Adrenaline has flooded my body. My lungs are squeezed so tight, I can’t breathe. I didn’t think he’d remember the pact. I wasn’t going to bring it up. It was a teeny, tiny, jokey promise we made once. It was nothing. It was ridiculous.

“Should we exercise it?” He’s looking at me frankly. I think he might be half serious. Or serious. No. He can’t be serious—

“Bit late,” I manage, my throat tight. “We said if we were unmarried at thirty. I’m thirty-three.”

“Better late than never.” I feel a fresh jolt. His foot has found mine under the table and he’s edging off my shoe. “My flat’s nearby,” he murmurs. Now his hand is taking mine. My skin starts tingling all over. It’s like muscle memory. Sex memory. I know where we’re heading.

But … but … is that where I want to head? What’s going on here? Think, Lottie.

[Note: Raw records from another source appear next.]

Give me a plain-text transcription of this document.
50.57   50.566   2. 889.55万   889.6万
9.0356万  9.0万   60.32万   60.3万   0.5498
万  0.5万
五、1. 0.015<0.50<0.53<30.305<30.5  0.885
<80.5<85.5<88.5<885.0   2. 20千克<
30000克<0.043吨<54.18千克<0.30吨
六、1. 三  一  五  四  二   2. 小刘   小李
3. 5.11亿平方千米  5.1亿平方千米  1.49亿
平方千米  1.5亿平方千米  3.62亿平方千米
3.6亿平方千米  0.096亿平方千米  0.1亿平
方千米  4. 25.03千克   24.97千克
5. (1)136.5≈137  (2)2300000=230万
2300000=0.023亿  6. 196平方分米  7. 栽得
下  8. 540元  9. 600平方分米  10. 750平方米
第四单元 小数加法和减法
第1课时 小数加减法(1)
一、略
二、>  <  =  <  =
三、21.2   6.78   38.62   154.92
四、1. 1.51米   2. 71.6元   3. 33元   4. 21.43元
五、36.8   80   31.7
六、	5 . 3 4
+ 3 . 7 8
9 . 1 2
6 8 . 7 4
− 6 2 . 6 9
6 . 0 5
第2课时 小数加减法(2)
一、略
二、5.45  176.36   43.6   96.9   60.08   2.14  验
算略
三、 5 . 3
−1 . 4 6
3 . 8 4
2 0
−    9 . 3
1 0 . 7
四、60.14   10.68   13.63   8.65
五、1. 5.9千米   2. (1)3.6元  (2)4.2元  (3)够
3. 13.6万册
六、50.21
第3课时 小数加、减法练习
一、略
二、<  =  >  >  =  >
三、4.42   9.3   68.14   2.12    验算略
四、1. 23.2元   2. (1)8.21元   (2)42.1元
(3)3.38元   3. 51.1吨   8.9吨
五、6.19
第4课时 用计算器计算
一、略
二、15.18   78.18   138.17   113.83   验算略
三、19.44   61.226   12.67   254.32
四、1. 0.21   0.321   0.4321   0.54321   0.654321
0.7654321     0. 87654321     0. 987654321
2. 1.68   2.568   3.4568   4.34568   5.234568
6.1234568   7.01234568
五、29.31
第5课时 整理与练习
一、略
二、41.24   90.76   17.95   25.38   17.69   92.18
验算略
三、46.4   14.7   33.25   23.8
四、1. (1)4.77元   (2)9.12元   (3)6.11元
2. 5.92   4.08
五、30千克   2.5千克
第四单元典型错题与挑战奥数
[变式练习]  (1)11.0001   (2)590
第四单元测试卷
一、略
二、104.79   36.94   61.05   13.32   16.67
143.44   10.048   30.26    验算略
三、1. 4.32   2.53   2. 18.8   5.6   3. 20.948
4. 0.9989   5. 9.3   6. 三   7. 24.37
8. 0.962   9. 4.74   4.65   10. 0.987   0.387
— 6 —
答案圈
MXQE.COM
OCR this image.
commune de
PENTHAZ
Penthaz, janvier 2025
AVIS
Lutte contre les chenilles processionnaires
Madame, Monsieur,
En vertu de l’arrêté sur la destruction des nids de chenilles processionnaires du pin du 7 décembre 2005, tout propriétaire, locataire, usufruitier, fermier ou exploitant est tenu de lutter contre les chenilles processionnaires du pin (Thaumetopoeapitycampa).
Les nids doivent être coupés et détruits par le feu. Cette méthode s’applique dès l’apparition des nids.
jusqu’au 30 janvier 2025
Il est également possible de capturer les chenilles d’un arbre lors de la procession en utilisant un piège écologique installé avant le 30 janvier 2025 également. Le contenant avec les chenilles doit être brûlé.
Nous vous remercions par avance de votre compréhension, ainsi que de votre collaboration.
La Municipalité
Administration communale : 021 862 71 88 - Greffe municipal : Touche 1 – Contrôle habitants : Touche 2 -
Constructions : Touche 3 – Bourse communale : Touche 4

“Would you care to see the dessert menu?” The waiter’s voice snaps me out of my trance. My head jerks up and I take the chance to whip my hand away from Ben.

“Er … thanks.”

I scan the dessert menu, my cheeks beating with blood, my mind circling furiously. What do I do now? What? What?

A little voice is telling me to rein in. I’m playing this wrong. I’m making a mistake. I have a terrible sense of déjà vu, of things following the same old pattern.

All my long-term relationships have started like this. Hand-holding over a table. Pulses racing all over my body. Nice underwear, and everything waxed, and hot, inventive, fabulous sex. (Or terrible sex, that one time with the doctor bloke. Yikes. You’d think a medic would be a bit more up on the way a body works. But I ditched him fairly swiftly.)

The point is: the beginning is never the problem. It’s afterward.

I’m feeling a strange conviction I’ve never felt before. I need to change everything I’m doing. Break the pattern. But how? What?

Ben has taken my hand again and is kissing the inside of my wrist, but I ignore him. I want to marshal my thoughts.

“What’s wrong?” He looks up, his mouth against my skin. “You’re tense. Lottie, don’t fight it. This is meant to happen. You and me. You know it is.”

His eyes have that languorous, drunken sexy look I remember. I’m already feeling turned on. I could surrender and have a sizzling, delicious night to cheer myself up. I deserve it, after all.